Right now, the Dow Jones, the NASDAQ, and the S&P 500 are at all-time highs. All as investor optimism soars, sending valuations to unbelievable, unjustifiable highs. Even with trade war issues, geopolitical tension, and economic issues, investors have shrugged it all off.
Unfortunately, they’re acting just like investors did before the major crashes of 1929, 2000, and 2008. And unfortunately, it’s only a matter of time before it happens again.
Between 1923 and 1929, the Dow Jones rallied about 300%.
Investors believed stocks could only go up. Speculation forced stocks to unbelievable highs with unjustifiable valuations. Then, it all fell apart. Then, between 1929 and 1932, the Dow Jones lost 86% of its value.
Unfortunately, many weren’t prepared.
In 2000, dot-com optimism sent the Dow Jones screaming higher to unjustifiable valuations. That fell apart, and saw the Dow wiped out. Again, unfortunately, many weren’t prepared.
In 2008, rampant speculation sent the Dow Jones to a high of 14,038 on the heels of a housing boom. Americans were buying homes they couldn’t afford. Stocks were exploding on economic optimism and unjustifiable valuations.

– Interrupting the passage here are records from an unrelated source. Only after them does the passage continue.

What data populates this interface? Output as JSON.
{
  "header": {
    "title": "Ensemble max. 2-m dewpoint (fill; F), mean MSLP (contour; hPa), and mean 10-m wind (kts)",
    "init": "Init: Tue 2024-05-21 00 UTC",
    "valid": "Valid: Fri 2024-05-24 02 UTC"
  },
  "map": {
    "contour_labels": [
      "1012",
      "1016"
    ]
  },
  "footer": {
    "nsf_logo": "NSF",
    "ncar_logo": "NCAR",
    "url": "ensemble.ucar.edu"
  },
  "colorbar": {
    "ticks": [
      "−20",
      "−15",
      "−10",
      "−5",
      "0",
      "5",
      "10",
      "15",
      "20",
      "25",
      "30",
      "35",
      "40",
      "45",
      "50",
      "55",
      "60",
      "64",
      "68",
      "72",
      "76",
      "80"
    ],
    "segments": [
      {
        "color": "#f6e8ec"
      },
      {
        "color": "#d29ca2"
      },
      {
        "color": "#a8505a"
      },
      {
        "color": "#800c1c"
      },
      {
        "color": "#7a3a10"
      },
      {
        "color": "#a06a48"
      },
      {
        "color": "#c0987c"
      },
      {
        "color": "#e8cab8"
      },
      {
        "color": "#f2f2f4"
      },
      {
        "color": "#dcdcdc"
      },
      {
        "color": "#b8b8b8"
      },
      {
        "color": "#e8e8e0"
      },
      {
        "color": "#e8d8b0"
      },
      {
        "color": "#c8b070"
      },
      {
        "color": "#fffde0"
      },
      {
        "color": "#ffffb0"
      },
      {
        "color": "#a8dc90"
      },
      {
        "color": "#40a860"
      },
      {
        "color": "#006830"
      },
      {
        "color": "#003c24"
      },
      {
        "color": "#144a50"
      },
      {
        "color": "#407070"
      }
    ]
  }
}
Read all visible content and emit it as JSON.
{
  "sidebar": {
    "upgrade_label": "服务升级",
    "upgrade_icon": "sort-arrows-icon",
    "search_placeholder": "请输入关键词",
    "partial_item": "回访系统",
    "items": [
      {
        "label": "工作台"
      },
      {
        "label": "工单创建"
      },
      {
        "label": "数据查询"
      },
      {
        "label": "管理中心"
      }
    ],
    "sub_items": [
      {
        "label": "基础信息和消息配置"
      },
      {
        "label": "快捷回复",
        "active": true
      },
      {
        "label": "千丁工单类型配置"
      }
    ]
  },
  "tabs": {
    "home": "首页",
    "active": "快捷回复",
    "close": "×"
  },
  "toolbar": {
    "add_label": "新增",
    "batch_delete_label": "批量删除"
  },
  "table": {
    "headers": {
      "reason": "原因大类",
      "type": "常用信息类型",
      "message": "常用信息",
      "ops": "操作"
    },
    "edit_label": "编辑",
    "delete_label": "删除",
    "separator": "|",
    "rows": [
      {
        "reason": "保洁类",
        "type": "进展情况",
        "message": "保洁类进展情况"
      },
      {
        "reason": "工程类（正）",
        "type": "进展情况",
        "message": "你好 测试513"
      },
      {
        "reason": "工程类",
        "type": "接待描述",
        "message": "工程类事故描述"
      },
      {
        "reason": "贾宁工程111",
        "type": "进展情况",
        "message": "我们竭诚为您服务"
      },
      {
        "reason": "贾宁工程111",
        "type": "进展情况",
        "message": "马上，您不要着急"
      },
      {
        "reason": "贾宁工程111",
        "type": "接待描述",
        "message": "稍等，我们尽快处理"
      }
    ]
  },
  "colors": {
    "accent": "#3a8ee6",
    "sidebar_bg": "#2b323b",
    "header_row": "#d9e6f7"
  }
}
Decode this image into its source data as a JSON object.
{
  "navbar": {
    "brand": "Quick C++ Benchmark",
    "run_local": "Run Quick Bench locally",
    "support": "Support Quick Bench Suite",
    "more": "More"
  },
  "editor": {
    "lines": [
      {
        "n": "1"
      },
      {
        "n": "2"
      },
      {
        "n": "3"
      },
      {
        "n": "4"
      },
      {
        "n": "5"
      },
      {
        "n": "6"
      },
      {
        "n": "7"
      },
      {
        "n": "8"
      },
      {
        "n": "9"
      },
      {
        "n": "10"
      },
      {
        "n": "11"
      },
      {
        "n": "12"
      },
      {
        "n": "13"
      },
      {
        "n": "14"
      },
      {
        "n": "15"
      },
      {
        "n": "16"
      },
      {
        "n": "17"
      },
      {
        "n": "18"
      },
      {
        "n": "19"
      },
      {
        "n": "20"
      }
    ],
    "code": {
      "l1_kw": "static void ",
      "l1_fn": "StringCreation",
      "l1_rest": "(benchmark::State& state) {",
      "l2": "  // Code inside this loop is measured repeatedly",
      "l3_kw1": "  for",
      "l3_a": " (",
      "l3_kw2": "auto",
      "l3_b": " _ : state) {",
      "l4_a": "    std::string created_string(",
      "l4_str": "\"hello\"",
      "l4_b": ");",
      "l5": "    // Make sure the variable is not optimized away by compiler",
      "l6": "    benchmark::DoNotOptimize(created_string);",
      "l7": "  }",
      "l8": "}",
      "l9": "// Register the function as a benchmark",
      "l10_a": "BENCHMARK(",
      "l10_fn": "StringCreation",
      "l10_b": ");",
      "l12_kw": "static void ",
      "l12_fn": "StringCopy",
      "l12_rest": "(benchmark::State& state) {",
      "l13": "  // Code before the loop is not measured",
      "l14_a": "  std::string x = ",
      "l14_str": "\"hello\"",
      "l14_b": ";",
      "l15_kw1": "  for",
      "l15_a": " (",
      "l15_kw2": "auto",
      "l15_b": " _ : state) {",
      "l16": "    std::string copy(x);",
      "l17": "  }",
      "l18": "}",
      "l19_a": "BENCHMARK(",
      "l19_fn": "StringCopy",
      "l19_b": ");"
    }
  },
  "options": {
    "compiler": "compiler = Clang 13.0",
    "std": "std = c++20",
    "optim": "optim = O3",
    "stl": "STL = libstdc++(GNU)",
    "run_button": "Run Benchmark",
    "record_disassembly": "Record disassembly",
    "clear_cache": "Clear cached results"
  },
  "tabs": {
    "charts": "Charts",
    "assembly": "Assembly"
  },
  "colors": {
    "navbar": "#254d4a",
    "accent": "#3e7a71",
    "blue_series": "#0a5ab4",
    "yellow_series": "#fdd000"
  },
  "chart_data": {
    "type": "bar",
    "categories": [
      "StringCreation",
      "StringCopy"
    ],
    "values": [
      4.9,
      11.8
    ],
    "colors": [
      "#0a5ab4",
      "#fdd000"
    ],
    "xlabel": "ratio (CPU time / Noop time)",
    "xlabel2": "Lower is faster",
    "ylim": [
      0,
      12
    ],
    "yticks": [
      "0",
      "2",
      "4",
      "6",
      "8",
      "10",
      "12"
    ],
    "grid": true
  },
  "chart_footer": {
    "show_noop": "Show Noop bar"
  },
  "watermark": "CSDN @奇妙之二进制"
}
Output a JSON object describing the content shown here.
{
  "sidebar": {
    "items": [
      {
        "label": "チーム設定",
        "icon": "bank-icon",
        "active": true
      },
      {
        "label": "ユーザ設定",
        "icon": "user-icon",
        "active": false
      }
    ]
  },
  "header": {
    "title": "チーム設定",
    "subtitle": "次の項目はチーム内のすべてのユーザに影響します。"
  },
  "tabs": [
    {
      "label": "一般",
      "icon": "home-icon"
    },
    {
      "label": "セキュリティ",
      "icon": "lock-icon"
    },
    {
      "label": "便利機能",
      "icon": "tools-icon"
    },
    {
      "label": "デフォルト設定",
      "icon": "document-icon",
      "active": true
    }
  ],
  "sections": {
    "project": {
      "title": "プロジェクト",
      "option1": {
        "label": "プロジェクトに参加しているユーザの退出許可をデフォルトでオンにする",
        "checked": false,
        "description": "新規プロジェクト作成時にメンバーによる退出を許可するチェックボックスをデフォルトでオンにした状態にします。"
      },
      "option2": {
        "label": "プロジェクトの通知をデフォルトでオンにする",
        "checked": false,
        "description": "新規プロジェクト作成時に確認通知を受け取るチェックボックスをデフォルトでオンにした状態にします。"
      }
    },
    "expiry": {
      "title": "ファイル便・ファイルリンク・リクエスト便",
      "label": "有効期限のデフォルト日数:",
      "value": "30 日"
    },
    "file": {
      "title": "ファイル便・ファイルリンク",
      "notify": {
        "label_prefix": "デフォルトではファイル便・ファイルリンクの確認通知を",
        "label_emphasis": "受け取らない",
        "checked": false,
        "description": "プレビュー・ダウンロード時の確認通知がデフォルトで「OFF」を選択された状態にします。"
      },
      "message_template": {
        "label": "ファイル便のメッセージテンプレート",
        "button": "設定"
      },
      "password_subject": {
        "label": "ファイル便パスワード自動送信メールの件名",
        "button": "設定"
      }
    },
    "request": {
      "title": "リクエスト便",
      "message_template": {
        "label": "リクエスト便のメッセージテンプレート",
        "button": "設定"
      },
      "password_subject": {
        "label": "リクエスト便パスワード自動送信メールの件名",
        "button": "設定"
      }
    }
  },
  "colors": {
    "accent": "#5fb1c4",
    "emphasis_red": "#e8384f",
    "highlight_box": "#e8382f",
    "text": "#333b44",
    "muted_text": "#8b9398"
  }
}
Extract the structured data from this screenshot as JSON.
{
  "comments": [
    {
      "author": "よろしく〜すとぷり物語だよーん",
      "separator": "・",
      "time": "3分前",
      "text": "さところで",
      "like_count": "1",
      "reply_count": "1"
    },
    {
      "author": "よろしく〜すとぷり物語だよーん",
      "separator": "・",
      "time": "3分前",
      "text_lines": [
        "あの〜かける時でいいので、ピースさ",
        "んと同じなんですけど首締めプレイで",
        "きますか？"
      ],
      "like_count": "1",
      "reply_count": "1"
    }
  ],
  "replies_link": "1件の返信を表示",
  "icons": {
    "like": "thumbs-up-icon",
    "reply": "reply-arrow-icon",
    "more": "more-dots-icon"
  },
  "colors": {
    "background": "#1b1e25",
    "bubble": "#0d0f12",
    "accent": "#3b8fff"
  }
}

Then it all fell apart. The Dow Jones would sink to 6,500.
Many weren’t prepared.
It’s happening again now. And again, many aren’t prepared.
Also worrisome is how overextended the Shiller P/E has become at 38.55. It’s now at its second-highest peak in history and is second only to the massive dotcom crash in 2000.
Instead of being unprepared for the drop, prepare by betting on volatility.
We can do that by using:
ProShares Ultra VIX Short-Term Futures ETF (UVXY): The ETF was designed to match two times (2x) the daily performance of the S&P 500 VIX Short-Term Futures Index.


iPath S&P 500 VIX Short-Term Futures (VXX): The VXX provides exposure to the S&P 500 VIX Short-Term Futures Index.
ProShares VIX Short-Term Futures ETF (VIXY): ProShares VIX Short-Term Futures ETF provides long exposure to the S&P 500 VIX Short-Term Futures Index, which measures the returns of a portfolio of monthly VIX futures contracts with a weighted average of one month to expiration.